Сказанное подводит нас вплотную к определению основного метода марксистской эстетики, — первой «научной эстетики», как называет ее Плеханов. Вспомним блестящую формулировку этого метода, данную отцом русского марксизма в статье «Судьбы русской критики»:

«Научная эстетика не дает искусству никаких предписаний; она не говорит ему: ты должно держаться таких-то и таких-то правил и приемов. Она ограничивается наблюдением над тем, как возникают различные правила и приемы, господствующие в различные исторические эпохи. Она не провозглашает вечных законов искусства; она старается изучить те вечные законы, действием которых обусловливается его историческое развитие. Она не говорит: „французская классическая трагедия хороша, а романтическая драма никуда не годится“. У нее все хорошо в свое время; у нее нет пристрастий именно к тем, а не к другим школам в искусстве; а если (как это мы увидим ниже) у нее и возникают подобные пристрастия, то она, по крайней мере, не оправдывает их ссылками на вечные законы искусства. Словом, она объективна, как физика, и именно потому чужда всякой метафизики» («Литература и критика», стр. 36).

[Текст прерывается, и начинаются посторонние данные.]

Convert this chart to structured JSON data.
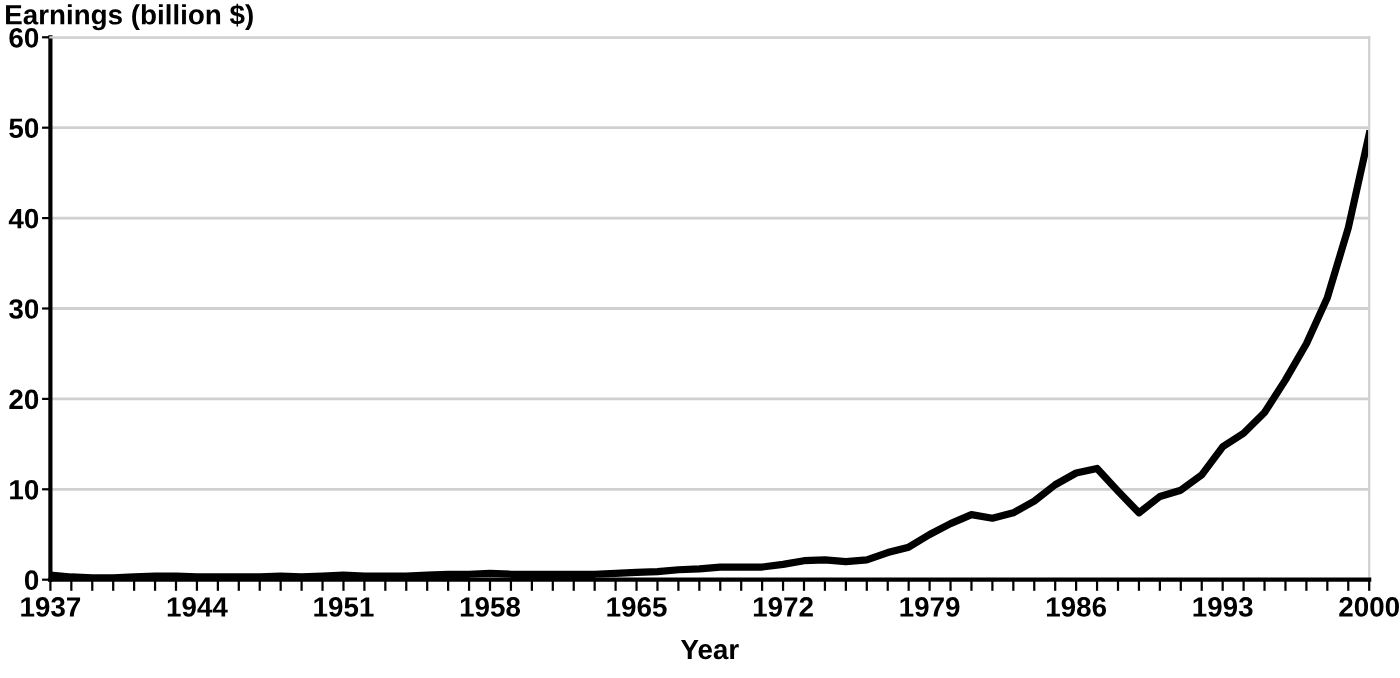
{
  "chart_data": {
    "type": "line",
    "ylabel": "Earnings (billion $)",
    "xlabel": "Year",
    "x": [
      1937,
      1938,
      1939,
      1940,
      1941,
      1942,
      1943,
      1944,
      1945,
      1946,
      1947,
      1948,
      1949,
      1950,
      1951,
      1952,
      1953,
      1954,
      1955,
      1956,
      1957,
      1958,
      1959,
      1960,
      1961,
      1962,
      1963,
      1964,
      1965,
      1966,
      1967,
      1968,
      1969,
      1970,
      1971,
      1972,
      1973,
      1974,
      1975,
      1976,
      1977,
      1978,
      1979,
      1980,
      1981,
      1982,
      1983,
      1984,
      1985,
      1986,
      1987,
      1988,
      1989,
      1990,
      1991,
      1992,
      1993,
      1994,
      1995,
      1996,
      1997,
      1998,
      1999,
      2000
    ],
    "series": [
      {
        "color": "#000000",
        "values": [
          0.5,
          0.3,
          0.2,
          0.2,
          0.3,
          0.4,
          0.4,
          0.3,
          0.3,
          0.3,
          0.3,
          0.4,
          0.3,
          0.4,
          0.5,
          0.4,
          0.4,
          0.4,
          0.5,
          0.6,
          0.6,
          0.7,
          0.6,
          0.6,
          0.6,
          0.6,
          0.6,
          0.7,
          0.8,
          0.9,
          1.1,
          1.2,
          1.4,
          1.4,
          1.4,
          1.7,
          2.1,
          2.2,
          2.0,
          2.2,
          3.0,
          3.6,
          5.0,
          6.2,
          7.2,
          6.8,
          7.4,
          8.7,
          10.5,
          11.8,
          12.3,
          9.8,
          7.4,
          9.2,
          9.9,
          11.6,
          14.7,
          16.2,
          18.5,
          22.1,
          26.1,
          31.2,
          38.9,
          49.3
        ]
      }
    ],
    "xlim": [
      1937,
      2000
    ],
    "xticks": [
      1937,
      {
        "value": 1938,
        "label": null
      },
      {
        "value": 1939,
        "label": null
      },
      {
        "value": 1940,
        "label": null
      },
      {
        "value": 1941,
        "label": null
      },
      {
        "value": 1942,
        "label": null
      },
      {
        "value": 1943,
        "label": null
      },
      1944,
      {
        "value": 1945,
        "label": null
      },
      {
        "value": 1946,
        "label": null
      },
      {
        "value": 1947,
        "label": null
      },
      {
        "value": 1948,
        "label": null
      },
      {
        "value": 1949,
        "label": null
      },
      {
        "value": 1950,
        "label": null
      },
      1951,
      {
        "value": 1952,
        "label": null
      },
      {
        "value": 1953,
        "label": null
      },
      {
        "value": 1954,
        "label": null
      },
      {
        "value": 1955,
        "label": null
      },
      {
        "value": 1956,
        "label": null
      },
      {
        "value": 1957,
        "label": null
      },
      1958,
      {
        "value": 1959,
        "label": null
      },
      {
        "value": 1960,
        "label": null
      },
      {
        "value": 1961,
        "label": null
      },
      {
        "value": 1962,
        "label": null
      },
      {
        "value": 1963,
        "label": null
      },
      {
        "value": 1964,
        "label": null
      },
      1965,
      {
        "value": 1966,
        "label": null
      },
      {
        "value": 1967,
        "label": null
      },
      {
        "value": 1968,
        "label": null
      },
      {
        "value": 1969,
        "label": null
      },
      {
        "value": 1970,
        "label": null
      },
      {
        "value": 1971,
        "label": null
      },
      1972,
      {
        "value": 1973,
        "label": null
      },
      {
        "value": 1974,
        "label": null
      },
      {
        "value": 1975,
        "label": null
      },
      {
        "value": 1976,
        "label": null
      },
      {
        "value": 1977,
        "label": null
      },
      {
        "value": 1978,
        "label": null
      },
      1979,
      {
        "value": 1980,
        "label": null
      },
      {
        "value": 1981,
        "label": null
      },
      {
        "value": 1982,
        "label": null
      },
      {
        "value": 1983,
        "label": null
      },
      {
        "value": 1984,
        "label": null
      },
      {
        "value": 1985,
        "label": null
      },
      1986,
      {
        "value": 1987,
        "label": null
      },
      {
        "value": 1988,
        "label": null
      },
      {
        "value": 1989,
        "label": null
      },
      {
        "value": 1990,
        "label": null
      },
      {
        "value": 1991,
        "label": null
      },
      {
        "value": 1992,
        "label": null
      },
      1993,
      {
        "value": 1994,
        "label": null
      },
      {
        "value": 1995,
        "label": null
      },
      {
        "value": 1996,
        "label": null
      },
      {
        "value": 1997,
        "label": null
      },
      {
        "value": 1998,
        "label": null
      },
      {
        "value": 1999,
        "label": null
      },
      2000
    ],
    "ylim": [
      0,
      60
    ],
    "yticks": [
      0,
      10,
      20,
      30,
      40,
      50,
      60
    ],
    "grid": "y",
    "line_style": "solid"
  }
}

Эту формулировку следовало бы отпечатать в виде плаката и наклеивать на стенах редакций наших «толстых» журналов, — авось это предохранило бы некоторых почтеннейших редакторов от весьма непочтенных уклонов и уклончиков.

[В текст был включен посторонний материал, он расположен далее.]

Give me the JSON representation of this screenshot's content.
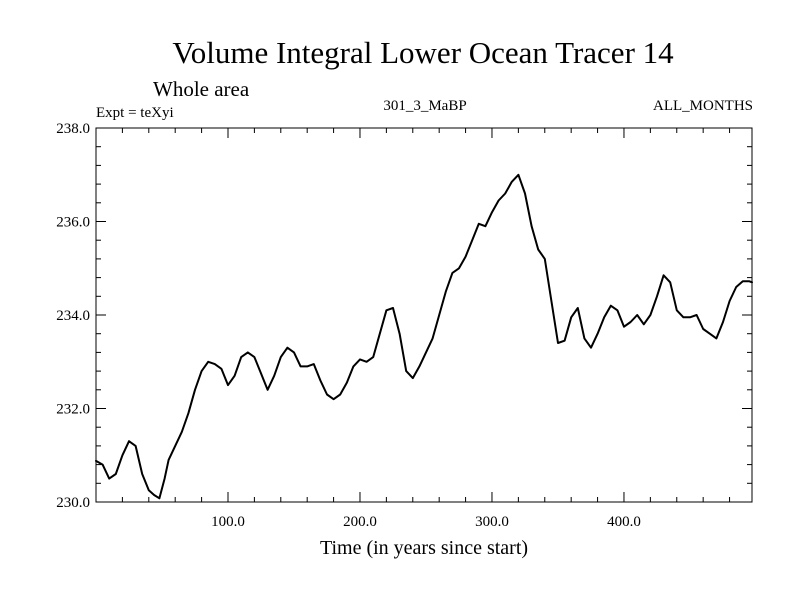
{
  "chart_data": {
    "type": "line",
    "title": "Volume Integral Lower Ocean Tracer 14",
    "subtitle": "Whole area",
    "left_note": "Expt = teXyi",
    "center_note": "301_3_MaBP",
    "right_note": "ALL_MONTHS",
    "xlabel": "Time (in years since start)",
    "ylabel": "",
    "xlim": [
      0,
      497
    ],
    "ylim": [
      230.0,
      238.0
    ],
    "x_ticks": [
      100,
      200,
      300,
      400
    ],
    "x_tick_labels": [
      "100.0",
      "200.0",
      "300.0",
      "400.0"
    ],
    "y_ticks": [
      230,
      232,
      234,
      236,
      238
    ],
    "y_tick_labels": [
      "230.0",
      "232.0",
      "234.0",
      "236.0",
      "238.0"
    ],
    "grid": false,
    "line_color": "#000000",
    "series": [
      {
        "x": [
          0,
          5,
          10,
          15,
          20,
          25,
          30,
          35,
          40,
          44,
          48,
          52,
          55,
          60,
          65,
          70,
          75,
          80,
          85,
          90,
          95,
          100,
          105,
          110,
          115,
          120,
          125,
          130,
          135,
          140,
          145,
          150,
          155,
          160,
          165,
          170,
          175,
          180,
          185,
          190,
          195,
          200,
          205,
          210,
          215,
          220,
          225,
          230,
          235,
          240,
          245,
          250,
          255,
          260,
          265,
          270,
          275,
          280,
          285,
          290,
          295,
          300,
          305,
          310,
          315,
          320,
          325,
          330,
          335,
          340,
          345,
          350,
          355,
          360,
          365,
          370,
          375,
          380,
          385,
          390,
          395,
          400,
          405,
          410,
          415,
          420,
          425,
          430,
          435,
          440,
          445,
          450,
          455,
          460,
          465,
          470,
          475,
          480,
          485,
          490,
          495,
          497
        ],
        "values": [
          230.88,
          230.8,
          230.5,
          230.6,
          231.0,
          231.3,
          231.2,
          230.6,
          230.25,
          230.15,
          230.08,
          230.5,
          230.9,
          231.2,
          231.5,
          231.9,
          232.4,
          232.8,
          233.0,
          232.95,
          232.85,
          232.5,
          232.7,
          233.1,
          233.2,
          233.1,
          232.75,
          232.4,
          232.7,
          233.1,
          233.3,
          233.2,
          232.9,
          232.9,
          232.95,
          232.6,
          232.3,
          232.2,
          232.3,
          232.55,
          232.9,
          233.05,
          233.0,
          233.1,
          233.6,
          234.1,
          234.15,
          233.6,
          232.8,
          232.65,
          232.9,
          233.2,
          233.5,
          234.0,
          234.5,
          234.9,
          235.0,
          235.25,
          235.6,
          235.95,
          235.9,
          236.2,
          236.45,
          236.6,
          236.85,
          237.0,
          236.6,
          235.9,
          235.4,
          235.2,
          234.3,
          233.4,
          233.45,
          233.95,
          234.15,
          233.5,
          233.3,
          233.6,
          233.95,
          234.2,
          234.1,
          233.75,
          233.85,
          234.0,
          233.8,
          234.0,
          234.4,
          234.85,
          234.7,
          234.1,
          233.95,
          233.95,
          234.0,
          233.7,
          233.6,
          233.5,
          233.85,
          234.3,
          234.6,
          234.72,
          234.72,
          234.7
        ]
      }
    ]
  }
}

Мы не можем отдавать предпочтения ни одному из существующих литературных течений, мы только изучаем и выясняем социальные корни и социальный смысл каждого из этих течений. Дело партии, редакций и издательств использовать практически выводы марксистской критики.

Научная эстетика вполне может повторить слова Блока:

   Мы любим все — и жар холодных числ,    И дар божественных видений.    Нам внятно все — и острый галльский смысл,    И сумрачный германский гений…    Мы помним все — парижских улиц ад,    И венецьянские прохлады,    Лимонных рощ далекий аромат    И Кельна дымные громады…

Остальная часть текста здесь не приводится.